Synergistic effect in culture of bleomycin-group antibiotics and N-solanesyl-N,N'-bis(3,4-dimethoxybenzyl)ethylenediamine, a synthetic isoprenoid.

Like bleomycin and peplomycin, libromycin, a newly developed bleomycin-group antibiotic, was potentiated 130-fold against Chinese hamster V79 cells (V79/S) and 47-fold against its multidrug-resistant mutant (V79/ADM) by N-solanesyl-N,N'-bis(3,4-dimethoxybenzyl)ethylenediamine (SDB-ethylenediamine) at 10 and 3 micrograms/ml, respectively. But neocarzinostatin, known to cause DNA strand scission as bleomycins do, was potentiated only twofold. This suggests that the high potentiation by SDB-ethylenediamine is unique to the bleomycin-group antibiotics. Isobologram analysis revealed that the combined effect of peplomycin and SDB-ethylenediamine was highly synergistic.
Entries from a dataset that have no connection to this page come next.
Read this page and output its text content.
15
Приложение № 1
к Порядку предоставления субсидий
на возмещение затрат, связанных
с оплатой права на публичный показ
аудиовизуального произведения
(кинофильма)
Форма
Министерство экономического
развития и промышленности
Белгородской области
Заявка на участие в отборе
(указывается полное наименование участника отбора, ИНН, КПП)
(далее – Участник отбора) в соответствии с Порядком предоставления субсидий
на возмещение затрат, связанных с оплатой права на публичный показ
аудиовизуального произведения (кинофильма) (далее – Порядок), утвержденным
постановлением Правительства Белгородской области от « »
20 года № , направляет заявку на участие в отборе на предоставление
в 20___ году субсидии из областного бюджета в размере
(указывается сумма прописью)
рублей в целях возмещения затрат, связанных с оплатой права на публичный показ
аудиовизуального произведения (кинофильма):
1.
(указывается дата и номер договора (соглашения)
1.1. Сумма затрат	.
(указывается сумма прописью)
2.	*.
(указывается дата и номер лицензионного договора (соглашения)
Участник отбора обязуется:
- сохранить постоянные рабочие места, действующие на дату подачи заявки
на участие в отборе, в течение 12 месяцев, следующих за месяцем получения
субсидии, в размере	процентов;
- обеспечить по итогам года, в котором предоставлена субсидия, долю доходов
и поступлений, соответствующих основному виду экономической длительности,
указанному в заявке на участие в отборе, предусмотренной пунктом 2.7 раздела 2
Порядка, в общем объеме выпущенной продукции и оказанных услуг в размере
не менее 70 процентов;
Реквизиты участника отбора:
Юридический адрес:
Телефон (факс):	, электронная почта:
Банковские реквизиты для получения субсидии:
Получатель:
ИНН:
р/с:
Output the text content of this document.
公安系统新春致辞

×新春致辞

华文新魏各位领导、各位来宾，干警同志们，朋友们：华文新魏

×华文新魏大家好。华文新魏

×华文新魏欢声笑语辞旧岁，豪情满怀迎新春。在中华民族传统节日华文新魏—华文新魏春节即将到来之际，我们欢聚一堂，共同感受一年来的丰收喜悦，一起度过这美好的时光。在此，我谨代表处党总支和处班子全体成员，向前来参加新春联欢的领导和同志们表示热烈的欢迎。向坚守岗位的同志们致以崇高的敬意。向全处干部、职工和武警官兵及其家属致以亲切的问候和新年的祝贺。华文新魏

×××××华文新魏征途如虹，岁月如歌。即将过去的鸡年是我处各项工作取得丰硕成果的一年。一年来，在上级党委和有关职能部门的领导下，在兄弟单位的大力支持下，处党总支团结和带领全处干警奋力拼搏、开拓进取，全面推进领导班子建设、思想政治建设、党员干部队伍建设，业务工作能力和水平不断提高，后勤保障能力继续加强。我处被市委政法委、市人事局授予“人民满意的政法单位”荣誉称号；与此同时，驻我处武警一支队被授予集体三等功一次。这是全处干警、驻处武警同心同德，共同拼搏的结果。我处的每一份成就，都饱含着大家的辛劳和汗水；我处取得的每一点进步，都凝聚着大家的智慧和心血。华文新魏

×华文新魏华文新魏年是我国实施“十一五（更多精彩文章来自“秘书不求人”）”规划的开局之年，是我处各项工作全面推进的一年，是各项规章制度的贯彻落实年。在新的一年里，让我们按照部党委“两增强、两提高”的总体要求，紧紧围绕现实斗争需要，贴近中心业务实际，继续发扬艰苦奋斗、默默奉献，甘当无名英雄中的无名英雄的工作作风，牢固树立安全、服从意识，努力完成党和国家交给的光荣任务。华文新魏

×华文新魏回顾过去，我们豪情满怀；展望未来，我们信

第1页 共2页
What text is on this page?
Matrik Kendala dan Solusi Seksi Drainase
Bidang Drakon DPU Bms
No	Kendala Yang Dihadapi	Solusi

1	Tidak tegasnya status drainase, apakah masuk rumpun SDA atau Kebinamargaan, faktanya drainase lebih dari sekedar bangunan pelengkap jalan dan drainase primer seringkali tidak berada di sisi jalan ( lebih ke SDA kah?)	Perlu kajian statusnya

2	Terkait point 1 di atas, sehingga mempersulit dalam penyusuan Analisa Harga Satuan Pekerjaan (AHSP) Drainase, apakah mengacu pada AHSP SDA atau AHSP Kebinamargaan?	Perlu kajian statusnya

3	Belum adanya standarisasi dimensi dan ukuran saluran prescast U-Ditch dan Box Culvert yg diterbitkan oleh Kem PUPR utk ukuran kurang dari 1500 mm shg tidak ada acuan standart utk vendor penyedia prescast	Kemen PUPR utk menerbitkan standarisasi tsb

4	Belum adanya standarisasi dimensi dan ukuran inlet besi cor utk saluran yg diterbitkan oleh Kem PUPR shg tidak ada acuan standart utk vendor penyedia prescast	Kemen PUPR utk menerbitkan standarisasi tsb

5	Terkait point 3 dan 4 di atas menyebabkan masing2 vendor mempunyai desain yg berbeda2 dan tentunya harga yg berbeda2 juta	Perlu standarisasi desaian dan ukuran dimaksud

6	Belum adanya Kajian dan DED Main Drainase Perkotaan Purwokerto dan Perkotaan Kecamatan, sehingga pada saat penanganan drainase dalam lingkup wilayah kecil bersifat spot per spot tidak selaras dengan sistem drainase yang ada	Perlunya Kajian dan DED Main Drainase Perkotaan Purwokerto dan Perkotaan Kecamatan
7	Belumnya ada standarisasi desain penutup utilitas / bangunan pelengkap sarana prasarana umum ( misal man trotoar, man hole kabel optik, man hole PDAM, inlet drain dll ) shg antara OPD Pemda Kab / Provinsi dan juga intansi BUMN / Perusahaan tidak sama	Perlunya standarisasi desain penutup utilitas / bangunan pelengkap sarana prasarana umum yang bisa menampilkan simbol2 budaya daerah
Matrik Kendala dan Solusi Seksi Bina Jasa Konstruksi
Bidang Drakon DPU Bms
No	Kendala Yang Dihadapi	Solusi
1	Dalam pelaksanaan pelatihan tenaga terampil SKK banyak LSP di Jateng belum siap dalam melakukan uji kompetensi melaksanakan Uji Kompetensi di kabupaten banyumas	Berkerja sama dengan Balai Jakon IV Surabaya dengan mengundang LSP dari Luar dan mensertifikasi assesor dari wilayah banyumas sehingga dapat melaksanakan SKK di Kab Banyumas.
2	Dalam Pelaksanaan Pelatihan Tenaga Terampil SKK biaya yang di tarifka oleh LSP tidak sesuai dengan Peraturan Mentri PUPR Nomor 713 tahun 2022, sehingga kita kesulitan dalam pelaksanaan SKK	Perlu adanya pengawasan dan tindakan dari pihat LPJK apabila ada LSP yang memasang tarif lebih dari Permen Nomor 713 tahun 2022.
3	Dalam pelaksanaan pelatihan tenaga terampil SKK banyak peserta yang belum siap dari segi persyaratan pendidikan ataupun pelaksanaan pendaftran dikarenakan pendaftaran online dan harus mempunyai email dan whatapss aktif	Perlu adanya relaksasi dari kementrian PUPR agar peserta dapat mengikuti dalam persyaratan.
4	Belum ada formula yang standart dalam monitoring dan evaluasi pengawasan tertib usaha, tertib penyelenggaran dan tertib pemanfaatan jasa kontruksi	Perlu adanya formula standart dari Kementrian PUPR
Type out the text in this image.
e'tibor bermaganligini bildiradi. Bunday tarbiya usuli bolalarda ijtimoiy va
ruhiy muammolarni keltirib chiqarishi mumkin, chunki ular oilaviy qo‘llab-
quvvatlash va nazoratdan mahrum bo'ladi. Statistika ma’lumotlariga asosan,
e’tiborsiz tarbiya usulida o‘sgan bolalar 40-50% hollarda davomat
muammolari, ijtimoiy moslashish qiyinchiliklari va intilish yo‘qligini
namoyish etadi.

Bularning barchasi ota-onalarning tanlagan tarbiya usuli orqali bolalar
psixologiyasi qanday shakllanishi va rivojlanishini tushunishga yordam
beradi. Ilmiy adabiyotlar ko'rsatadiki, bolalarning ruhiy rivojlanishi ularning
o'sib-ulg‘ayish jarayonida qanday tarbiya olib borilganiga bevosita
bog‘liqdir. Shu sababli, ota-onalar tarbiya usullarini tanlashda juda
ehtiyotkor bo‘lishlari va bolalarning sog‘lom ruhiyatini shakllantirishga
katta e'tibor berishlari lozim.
SDB-ethylenediamine did not increase the intracellular accumulation of [3H]peplomycin in V79/S cells. Analyses by an alkaline elution method demonstrated that single strand scission in DNA of intact V79/S cells caused by 1-h incubation with peplomycin was greatly stimulated by pre- and co-existence of SDB-ethylenediamine, but DNA strand breaks in isolated nuclei were not affected. Apparently some cytoplasmic constituent(s) is involved in the potentiation mechanism. SDB-ethylenediamine did not block the DNA repair which occurred after the removal of peplomycin from the medium. Two fragments of SDB-ethylenediamine, solanesol (polyprenoid moiety) and a diamine component (verapamil-like moiety), were not synergistic with peplomycin, even when they were mixed together. This indicates that the steric conformation of the intact SDB-ethylenediamine molecule is important for the activity.